- Written by: Theresa Rebeck
- Original language: English
- Genre: Comedy
- Setting: present day Cincinnati

Premiere
- Date premiered: November 29, 2012
- Place premiered: Music Box Theatre

= Dead Accounts =

Play written by Theresa Rebeck

Dead Accounts is a Broadway play written by Theresa Rebeck. The comedy premiered at the Music Box Theatre on November 29, 2012, and closed on January 6, 2013. The production starred Norbert Leo Butz and Katie Holmes, and was directed by Jack O'Brien.

==Production==
Dead Accounts opened on Broadway at the Music Box Theater on November 29, 2012. The play was first performed at the Cincinnati Playhouse in the Park in February 2012.
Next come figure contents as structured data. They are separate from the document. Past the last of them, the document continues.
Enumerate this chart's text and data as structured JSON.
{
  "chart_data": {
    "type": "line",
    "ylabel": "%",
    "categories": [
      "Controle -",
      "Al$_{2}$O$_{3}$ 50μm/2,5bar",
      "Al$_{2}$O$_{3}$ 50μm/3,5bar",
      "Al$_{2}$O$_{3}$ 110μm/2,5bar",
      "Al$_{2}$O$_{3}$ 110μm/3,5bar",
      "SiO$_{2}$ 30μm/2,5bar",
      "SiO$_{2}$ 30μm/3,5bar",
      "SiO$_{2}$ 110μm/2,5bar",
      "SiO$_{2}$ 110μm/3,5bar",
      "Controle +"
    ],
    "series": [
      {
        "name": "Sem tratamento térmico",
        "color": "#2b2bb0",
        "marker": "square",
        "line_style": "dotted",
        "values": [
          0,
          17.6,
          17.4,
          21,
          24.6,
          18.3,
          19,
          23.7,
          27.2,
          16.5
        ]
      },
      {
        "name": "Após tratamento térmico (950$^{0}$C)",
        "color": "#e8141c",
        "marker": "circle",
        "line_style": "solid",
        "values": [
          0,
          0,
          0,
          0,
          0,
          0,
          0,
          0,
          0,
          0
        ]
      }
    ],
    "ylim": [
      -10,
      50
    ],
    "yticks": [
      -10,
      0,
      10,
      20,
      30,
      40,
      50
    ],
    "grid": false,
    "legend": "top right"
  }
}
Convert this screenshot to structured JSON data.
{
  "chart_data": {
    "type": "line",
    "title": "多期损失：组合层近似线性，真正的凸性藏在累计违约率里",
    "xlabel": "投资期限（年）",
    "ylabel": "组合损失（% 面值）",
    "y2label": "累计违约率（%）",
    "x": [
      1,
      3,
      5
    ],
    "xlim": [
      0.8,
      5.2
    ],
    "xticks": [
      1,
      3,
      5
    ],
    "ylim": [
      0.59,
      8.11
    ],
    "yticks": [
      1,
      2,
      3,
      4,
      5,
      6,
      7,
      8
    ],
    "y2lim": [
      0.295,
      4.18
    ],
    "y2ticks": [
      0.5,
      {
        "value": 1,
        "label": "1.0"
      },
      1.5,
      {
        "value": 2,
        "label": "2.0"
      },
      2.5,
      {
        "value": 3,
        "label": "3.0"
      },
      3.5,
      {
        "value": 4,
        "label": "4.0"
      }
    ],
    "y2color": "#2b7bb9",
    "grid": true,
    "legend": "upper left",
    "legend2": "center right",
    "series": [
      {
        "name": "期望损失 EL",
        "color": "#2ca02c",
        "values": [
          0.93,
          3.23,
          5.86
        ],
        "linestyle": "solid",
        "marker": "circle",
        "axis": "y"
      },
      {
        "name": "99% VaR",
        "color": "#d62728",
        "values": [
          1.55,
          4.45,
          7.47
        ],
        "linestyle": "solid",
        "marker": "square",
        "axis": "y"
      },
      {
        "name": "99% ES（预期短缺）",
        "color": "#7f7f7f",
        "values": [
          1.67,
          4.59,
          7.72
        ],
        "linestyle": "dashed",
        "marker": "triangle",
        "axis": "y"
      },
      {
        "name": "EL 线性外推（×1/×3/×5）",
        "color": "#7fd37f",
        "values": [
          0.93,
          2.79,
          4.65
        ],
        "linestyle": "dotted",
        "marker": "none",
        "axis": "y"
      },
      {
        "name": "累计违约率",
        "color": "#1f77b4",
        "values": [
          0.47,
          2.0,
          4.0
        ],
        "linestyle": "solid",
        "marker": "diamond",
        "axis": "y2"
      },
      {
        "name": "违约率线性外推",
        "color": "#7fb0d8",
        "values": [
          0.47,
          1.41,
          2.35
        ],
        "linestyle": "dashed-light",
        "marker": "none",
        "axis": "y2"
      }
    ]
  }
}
The Broadway production was directed by Jack O'Brien, and starred Norbert Leo Butz and Katie Holmes, in her return to Broadway (after her 2008 debut in All My Sons). Initially only a 16-week run on Broadway, it was announced that Dead Accounts would close early due to poor ticket sales. The last performance was on January 6, 2013.

==Premise==
Dead Accounts centers on Jack's unexpected return to Cincinnati, after spending several years in New York City. His family, included his sister Lorna, and mother Barbara, immediately suspect he is in some sort of trouble. This is confirmed when Jack's soon-to-be ex-wife, Jenny arrives, and reveals Jack has stolen 27 million dollars.

== Cast and characters ==
- Jack, a banker from New York who returns to his home in Ohio
- Lorna, Jack's sister, who lives at home to take care of her aging parents
- Barbra, Jack's mother
- Phil, Jack's best friend
- Jenny, Jack's estranged wife

| Character | Music Box Theatre, Broadway Premiere (2013) |
|---|---|
| Jack | Norbert Leo Butz |
| Lorna | Katie Holmes |
| Barbra | Jayne Houdyshell |
| Phil | Josh Hamilton |
| Jenny | Judy Greer |

==Reception==
Dead Accounts received mixed-to-negative reviews from most critics. Entertainment Weekly called the comedy "engaging, but unsatisfying", but said Holmes was not believable. Ben Brantley of The New York Times criticized the show for not settling on a single tone or subject matter. However, he did praise Butz's performance, as well as the supporting parts of Hamilton and Greer. Brantley also noted that Holmes was more at ease than she was in her 2008 Broadway debut in All My Sons.